Lübeck. Nach zum Teil brutalen Übergriffen gegen Antifaschisten am vergangenen Samstag in Lübeck fordert die Linkspartei im schleswig-holsteinischen Landtag die Kennzeichnungspflicht für Polizeibeamte. Im Beisein von Abgeordneten sei es bei den Protesten gegen einen Neonaziaufmarsch zu unverhältnismäßigen Einsätzen von Beamten gekommen. Unter anderem seien zwei Demonstranten von Einsatzfahrzeugen angefahren worden. Das Bündnis »Wir können sie stoppen« berichtete vom Abschuß einer Gasgranate durch sächsische Beamte, durch die ein Pressevertreter verletzt worden sei. Die beteiligten Einsatzkräfte hätten sich geweigert, ihre Dienstnummern zu nennen.

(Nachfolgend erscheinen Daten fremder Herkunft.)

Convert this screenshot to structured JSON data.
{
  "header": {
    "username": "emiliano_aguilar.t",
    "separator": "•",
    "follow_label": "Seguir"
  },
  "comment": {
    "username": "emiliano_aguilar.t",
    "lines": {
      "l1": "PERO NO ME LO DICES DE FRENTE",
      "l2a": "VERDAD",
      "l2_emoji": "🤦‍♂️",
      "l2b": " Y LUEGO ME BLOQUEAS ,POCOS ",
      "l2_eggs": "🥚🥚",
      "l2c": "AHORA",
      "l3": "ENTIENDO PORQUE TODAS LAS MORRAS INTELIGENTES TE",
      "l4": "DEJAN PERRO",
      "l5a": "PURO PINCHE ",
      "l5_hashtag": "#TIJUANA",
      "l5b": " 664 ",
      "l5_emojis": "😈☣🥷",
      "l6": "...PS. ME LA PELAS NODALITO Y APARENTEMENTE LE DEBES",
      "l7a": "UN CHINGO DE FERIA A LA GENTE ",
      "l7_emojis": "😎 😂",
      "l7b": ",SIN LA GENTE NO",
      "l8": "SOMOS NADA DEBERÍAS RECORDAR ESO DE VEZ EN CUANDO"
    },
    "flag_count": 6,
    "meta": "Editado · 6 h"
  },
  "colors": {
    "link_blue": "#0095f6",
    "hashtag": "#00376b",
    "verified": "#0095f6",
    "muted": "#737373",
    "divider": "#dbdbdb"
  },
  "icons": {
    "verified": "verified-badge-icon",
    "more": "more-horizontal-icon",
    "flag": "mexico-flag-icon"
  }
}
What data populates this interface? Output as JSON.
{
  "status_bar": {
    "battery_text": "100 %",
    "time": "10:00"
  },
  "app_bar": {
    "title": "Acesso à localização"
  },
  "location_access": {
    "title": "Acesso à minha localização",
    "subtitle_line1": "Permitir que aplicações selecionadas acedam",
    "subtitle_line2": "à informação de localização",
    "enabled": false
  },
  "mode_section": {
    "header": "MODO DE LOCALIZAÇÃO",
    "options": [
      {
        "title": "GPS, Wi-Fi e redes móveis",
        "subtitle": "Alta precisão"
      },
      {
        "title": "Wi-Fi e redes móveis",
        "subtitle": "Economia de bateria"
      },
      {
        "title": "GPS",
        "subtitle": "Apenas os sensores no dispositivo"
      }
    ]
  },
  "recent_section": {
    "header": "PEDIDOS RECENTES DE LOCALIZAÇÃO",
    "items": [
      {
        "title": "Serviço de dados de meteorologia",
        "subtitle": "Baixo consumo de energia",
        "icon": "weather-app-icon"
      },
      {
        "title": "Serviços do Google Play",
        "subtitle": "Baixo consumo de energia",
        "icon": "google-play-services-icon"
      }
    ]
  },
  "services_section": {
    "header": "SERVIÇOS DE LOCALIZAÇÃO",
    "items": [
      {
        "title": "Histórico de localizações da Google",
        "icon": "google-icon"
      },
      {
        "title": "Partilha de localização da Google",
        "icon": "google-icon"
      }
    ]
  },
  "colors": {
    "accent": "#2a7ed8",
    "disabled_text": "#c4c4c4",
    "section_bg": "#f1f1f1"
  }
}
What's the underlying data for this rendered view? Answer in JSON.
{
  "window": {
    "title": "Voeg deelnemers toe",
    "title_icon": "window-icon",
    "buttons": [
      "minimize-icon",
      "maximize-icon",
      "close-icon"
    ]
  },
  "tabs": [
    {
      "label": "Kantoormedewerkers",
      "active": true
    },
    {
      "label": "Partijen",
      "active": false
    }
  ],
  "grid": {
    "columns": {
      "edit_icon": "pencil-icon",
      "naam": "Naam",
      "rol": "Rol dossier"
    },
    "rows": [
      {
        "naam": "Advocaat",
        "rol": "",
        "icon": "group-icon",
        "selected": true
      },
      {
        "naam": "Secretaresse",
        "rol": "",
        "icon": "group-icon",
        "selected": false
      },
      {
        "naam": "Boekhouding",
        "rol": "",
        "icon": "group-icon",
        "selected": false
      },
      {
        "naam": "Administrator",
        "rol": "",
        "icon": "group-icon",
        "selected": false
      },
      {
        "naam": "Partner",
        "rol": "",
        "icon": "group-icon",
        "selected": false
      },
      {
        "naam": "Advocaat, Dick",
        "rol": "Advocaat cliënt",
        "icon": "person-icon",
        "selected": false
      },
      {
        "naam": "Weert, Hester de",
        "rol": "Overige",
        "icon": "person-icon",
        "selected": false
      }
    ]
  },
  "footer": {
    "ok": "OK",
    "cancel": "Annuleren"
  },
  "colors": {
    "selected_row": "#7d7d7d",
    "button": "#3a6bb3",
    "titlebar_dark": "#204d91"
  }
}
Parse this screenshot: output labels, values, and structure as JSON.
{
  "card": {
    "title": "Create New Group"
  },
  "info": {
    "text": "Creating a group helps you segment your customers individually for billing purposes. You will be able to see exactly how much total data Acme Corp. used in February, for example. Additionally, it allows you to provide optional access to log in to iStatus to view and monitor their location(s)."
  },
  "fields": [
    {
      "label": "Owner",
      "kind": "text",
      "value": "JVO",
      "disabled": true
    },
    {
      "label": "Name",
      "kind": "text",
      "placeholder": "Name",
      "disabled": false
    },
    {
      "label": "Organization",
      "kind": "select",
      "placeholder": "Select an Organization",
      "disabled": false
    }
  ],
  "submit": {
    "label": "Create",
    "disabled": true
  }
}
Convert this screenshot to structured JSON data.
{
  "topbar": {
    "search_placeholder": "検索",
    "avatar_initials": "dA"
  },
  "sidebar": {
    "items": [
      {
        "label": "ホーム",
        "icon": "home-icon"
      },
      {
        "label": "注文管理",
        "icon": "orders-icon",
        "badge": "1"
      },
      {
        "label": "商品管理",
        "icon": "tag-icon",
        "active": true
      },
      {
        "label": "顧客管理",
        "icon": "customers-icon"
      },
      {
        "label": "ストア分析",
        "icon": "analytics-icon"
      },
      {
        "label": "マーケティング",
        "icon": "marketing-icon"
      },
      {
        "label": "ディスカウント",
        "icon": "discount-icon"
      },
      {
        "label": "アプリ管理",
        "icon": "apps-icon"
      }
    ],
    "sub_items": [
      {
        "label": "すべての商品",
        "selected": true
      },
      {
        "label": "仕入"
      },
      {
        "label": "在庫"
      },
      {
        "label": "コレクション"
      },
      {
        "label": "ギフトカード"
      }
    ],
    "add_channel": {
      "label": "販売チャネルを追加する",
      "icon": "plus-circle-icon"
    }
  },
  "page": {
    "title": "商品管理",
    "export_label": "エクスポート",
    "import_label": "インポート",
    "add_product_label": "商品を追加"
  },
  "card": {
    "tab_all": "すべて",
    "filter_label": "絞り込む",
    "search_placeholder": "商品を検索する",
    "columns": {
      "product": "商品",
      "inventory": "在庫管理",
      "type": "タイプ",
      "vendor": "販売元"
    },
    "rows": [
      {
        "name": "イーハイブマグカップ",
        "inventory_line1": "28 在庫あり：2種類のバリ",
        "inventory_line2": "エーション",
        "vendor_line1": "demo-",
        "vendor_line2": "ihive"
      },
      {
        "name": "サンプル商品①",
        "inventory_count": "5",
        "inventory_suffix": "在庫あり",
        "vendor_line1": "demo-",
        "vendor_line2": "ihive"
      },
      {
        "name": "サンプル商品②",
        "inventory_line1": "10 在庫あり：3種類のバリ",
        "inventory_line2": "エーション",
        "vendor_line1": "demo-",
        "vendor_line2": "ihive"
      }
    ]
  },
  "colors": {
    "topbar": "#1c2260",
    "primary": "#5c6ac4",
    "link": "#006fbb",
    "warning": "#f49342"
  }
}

»Ich habe gesehen, wie Polizeikräfte Pfefferspray in die Räume der Bodelschwinghkirche sprühten. Das ist unverständlich und inakzeptabel«, berichtete der Landtagsabgeordnete Björn Thoroe. Später sei er trotz sichtbaren Abgeordnetenausweises unvermittelt von einem Polizeiknüppel knapp unter dem Auge getroffen worden. Seine Fraktionskollegin Antje Jansen ergänzte, ein Teileinsatzleiter habe ihr Engagement als Parlamentarierin gegen den Aufmarsch der Neonazis als »Schande« bezeichnet. »Daß Polizisten aus der Anonymität heraus handeln, führt dazu, daß sie für ihr persönliches Fehlverhalten nicht zur Verantwortung gezogen werden können. Eine Kennzeichnungspflicht für Polizeibeamte im Einsatz ist bitter nötig«, erklärten Jansen und Thoroe in einer gemeinsamen Erklärung. (jW)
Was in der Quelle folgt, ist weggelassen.